Kino

27.07. | Kinostart der Woche

L'Immensità

27.07. | Kinostart der Woche - L'Immensità

Foto: Angelo Turetta


Voller Nuancen

In »L’immensità« des italienischen Regisseurs Emanuele Crialese brilliert Penélope Cruz als unglückliche Mutter eines Kindes, das nicht nur seinen Namen ablehnt.

Frau Cruz, in »L’immensità« geht es um ein Kind, das sich nicht mit dem Geschlecht identifizieren kann, in das es hineingeboren wurde. Doch Ihre Figur der Mutter ist kaum weniger tragisch, oder?

Mich haben die Parallelen zwischen den beiden sehr berührt. Clara, die Mutter, fühlt sich in ihrer Ehe und ihrem Alltag genauso gefangen, eingeengt, missverstanden und einsam wie ihr Kind, das sie zunächst noch als ihre Tochter sieht. In deren Augen erkennt sie die gleichen Gefühle, und auch wenn sie – durch die Familien- ebenso wie die gesellschaftliche Situation – darüber nicht wirklich offen sprechen können, schweißt es die beiden besonders eng zusammen. Auch in ihrer Liebe zum Fernsehen, zu Popmusik und Film, worin beide ihre einzige Flucht aus der Realität finden. Clara weiß nicht, wie sie mit dem, was ihr Kind durchmacht, umgehen soll. Aber sie ist die Einzige, die es versucht und Respekt und Mitgefühl aufbringt.

Denkt man bei einer solchen Rolle darüber nach, wie man in so einer Situation reagieren würde?

Ich stamme zum Glück aus einer anderen Generation als die Frau, die ich spiele. Ich wurde 1974 geboren, meine Eltern waren jung und unglaublich aufgeschlossen, weswegen es bei uns zu Hause zum Glück nie irgendwelche Tabuthemen oder so etwas gab. Das war in Spanien damals keine Selbstverständlichkeit, aber für mich ein großer Segen. Ohne dass ich an dieser Stelle konkret über meine eigenen Kinder spreche, was ich ja in Interviews nie mache, kann ich doch mit großer Sicherheit sagen, dass ich ihnen immer mit Akzeptanz, Verständnis und sehr viel Liebe begegnen würde. Ganz gleich, mit welchem Anliegen sie zu mir kämen.

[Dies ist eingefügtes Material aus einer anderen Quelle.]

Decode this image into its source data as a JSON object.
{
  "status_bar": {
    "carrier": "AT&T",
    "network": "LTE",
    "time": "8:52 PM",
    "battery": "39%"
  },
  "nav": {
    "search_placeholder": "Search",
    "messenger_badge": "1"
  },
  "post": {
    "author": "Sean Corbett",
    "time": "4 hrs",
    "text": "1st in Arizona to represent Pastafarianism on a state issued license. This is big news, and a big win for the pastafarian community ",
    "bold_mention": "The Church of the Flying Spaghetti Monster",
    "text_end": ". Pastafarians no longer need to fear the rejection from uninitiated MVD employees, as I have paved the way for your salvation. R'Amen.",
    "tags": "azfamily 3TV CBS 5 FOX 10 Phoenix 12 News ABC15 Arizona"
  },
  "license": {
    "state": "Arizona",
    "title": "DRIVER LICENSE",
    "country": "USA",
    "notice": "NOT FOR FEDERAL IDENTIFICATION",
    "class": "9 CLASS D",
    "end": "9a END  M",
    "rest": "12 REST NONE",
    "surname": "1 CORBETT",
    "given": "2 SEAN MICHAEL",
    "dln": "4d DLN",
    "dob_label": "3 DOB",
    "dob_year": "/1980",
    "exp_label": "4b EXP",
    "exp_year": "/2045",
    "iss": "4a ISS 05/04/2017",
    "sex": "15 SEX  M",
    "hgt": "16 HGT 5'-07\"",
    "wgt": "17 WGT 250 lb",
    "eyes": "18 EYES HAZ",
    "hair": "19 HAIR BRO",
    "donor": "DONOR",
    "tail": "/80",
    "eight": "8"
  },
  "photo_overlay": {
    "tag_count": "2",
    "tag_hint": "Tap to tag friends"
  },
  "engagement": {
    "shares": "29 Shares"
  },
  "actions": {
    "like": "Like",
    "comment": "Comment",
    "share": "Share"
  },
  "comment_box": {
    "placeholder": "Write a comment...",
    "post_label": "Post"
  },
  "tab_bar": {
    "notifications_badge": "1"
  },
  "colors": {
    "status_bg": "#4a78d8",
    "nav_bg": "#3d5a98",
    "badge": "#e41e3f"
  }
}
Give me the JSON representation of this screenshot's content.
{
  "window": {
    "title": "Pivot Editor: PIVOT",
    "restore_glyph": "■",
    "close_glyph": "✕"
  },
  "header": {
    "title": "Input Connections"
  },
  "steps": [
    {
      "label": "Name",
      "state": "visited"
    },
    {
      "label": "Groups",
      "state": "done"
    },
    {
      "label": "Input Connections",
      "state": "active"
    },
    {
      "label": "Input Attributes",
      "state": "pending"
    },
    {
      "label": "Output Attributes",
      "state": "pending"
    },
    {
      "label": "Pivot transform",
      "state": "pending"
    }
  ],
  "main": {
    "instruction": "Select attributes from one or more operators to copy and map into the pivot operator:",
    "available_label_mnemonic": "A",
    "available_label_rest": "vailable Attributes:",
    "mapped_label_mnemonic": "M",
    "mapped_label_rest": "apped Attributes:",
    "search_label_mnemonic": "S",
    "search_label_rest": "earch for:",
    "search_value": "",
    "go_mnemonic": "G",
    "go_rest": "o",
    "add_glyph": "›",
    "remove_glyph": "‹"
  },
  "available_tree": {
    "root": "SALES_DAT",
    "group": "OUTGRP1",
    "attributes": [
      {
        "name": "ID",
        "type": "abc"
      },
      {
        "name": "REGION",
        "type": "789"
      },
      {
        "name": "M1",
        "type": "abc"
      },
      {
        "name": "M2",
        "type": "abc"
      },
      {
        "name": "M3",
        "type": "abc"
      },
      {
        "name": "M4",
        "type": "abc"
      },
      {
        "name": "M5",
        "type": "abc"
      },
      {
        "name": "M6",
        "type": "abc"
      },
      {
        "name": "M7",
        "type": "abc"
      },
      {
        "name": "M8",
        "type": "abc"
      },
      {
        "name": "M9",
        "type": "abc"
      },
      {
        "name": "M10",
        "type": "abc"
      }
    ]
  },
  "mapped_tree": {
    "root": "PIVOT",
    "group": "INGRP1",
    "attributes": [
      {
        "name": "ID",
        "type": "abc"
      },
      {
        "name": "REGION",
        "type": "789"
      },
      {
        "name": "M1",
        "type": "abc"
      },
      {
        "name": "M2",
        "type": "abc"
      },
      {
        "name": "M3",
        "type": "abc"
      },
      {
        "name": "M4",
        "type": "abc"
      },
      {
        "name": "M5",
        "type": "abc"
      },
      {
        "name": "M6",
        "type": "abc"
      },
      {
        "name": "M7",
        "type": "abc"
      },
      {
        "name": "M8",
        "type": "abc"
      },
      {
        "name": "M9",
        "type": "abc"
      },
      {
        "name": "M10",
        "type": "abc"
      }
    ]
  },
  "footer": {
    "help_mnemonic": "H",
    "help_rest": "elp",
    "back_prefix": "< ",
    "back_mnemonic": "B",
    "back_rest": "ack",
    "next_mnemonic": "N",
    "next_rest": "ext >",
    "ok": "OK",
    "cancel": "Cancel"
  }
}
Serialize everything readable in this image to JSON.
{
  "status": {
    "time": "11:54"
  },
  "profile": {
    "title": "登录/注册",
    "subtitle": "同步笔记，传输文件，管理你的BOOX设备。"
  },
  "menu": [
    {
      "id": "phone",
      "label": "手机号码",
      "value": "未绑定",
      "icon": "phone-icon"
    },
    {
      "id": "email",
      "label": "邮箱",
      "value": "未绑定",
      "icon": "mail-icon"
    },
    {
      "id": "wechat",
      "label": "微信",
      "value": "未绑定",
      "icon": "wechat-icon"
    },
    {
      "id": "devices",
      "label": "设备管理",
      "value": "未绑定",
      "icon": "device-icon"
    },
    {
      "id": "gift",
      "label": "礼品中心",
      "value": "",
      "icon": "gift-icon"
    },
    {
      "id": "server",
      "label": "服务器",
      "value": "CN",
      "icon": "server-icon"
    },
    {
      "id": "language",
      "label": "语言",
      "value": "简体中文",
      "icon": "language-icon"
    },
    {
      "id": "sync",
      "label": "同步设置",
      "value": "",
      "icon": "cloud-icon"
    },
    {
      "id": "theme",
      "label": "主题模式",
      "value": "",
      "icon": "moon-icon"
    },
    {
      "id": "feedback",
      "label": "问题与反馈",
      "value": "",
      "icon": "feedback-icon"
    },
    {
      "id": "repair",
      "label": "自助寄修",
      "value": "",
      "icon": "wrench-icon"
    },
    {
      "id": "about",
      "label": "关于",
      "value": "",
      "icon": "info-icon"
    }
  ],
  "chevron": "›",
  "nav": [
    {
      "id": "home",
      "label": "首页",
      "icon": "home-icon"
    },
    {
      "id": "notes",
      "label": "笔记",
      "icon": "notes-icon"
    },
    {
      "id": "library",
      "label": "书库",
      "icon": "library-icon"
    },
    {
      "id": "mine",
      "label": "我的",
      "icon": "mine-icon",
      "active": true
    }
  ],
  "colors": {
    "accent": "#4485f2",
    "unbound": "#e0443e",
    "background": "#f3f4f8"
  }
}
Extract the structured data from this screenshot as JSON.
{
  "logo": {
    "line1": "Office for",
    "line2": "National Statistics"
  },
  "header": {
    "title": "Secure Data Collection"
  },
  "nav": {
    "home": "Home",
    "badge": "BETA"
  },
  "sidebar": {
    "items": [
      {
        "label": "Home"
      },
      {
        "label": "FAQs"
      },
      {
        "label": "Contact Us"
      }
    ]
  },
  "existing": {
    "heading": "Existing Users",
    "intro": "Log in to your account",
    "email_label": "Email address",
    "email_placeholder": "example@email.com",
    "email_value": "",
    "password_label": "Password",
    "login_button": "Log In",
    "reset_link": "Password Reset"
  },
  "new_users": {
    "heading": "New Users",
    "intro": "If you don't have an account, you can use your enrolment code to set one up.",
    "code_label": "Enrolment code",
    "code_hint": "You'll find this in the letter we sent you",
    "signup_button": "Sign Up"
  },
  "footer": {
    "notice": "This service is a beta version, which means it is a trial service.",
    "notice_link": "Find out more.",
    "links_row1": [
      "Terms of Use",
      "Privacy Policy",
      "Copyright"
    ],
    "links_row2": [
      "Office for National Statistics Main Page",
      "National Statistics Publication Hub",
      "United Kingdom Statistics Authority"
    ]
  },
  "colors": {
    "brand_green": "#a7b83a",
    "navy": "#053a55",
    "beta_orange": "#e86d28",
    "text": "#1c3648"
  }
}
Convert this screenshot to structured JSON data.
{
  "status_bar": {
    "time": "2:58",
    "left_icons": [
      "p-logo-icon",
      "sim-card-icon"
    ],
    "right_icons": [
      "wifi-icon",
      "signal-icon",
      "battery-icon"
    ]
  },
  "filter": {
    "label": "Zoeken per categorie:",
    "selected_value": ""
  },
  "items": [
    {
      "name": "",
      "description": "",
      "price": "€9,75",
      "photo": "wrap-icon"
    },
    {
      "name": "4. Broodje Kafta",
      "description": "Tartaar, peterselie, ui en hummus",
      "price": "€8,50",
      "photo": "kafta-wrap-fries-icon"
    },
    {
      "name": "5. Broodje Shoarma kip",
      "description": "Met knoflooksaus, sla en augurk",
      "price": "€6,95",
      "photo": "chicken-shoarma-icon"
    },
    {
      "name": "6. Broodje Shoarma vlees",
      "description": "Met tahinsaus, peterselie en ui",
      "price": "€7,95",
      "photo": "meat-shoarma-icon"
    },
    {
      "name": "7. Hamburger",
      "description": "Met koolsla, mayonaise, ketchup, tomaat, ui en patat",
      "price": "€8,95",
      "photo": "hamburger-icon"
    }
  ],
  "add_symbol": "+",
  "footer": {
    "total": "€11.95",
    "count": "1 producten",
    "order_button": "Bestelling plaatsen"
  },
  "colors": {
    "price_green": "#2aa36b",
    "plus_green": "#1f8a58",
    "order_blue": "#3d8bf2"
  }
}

Viele identitätspolitische Themen werden dieser Tage sehr heftig und verbittert diskutiert. »L’immensità« aber verwehrt sich Schwarzweiß-Kategorisierungen, nicht wahr?

Das liegt natürlich auch daran, dass unser wundervoller Regisseur Emanuele Crialese hier letztlich seine eigene Geschichte erzählt. Die Nuanciertheit ist ihm zu verdanken, seiner Sicht auf die Welt. Außerdem hält er sein Publikum nicht für dumm. Er bringt all diese Themen auf, kaut sie aber nicht vor. So kann jeder seine eigenen Schlüsse ziehen und Interpretationen finden. Emanuele drückt sich damit nicht vor Konflikten oder zieht sich ins Wage zurück, sondern weiß einfach, dass sich im Leben nicht alle Widersprüche auflösen lassen. Das macht einen Film automatisch so komplex, dass man ihn nicht ohne weiteres in eine Schublade stecken kann.

L'Immensità
27. April, 1 Std. 37 Min.

Von eigenen Kindheitserinnerungen hat sich Crialese zur enorm rührenden Geschichte des zwölfjährigen Kindes Adriana inspirieren lassen, das im Italien der 1970er Jahre sehr genau spürt, dass es ein Junge ist. Von zentraler Bedeutung ist in »L'immensità«, den Crialese mit famosen Musik-Sequenzen ausstattet, die Beziehung zur Mutter, in aller Liebe und Traurigkeit einmal mehr glänzend gespielt von Penélope Cruz. Doch besonders eindrucksvoll ist die junge, enorm prägnante Luana Giuliani als Crialeses Alter Ego.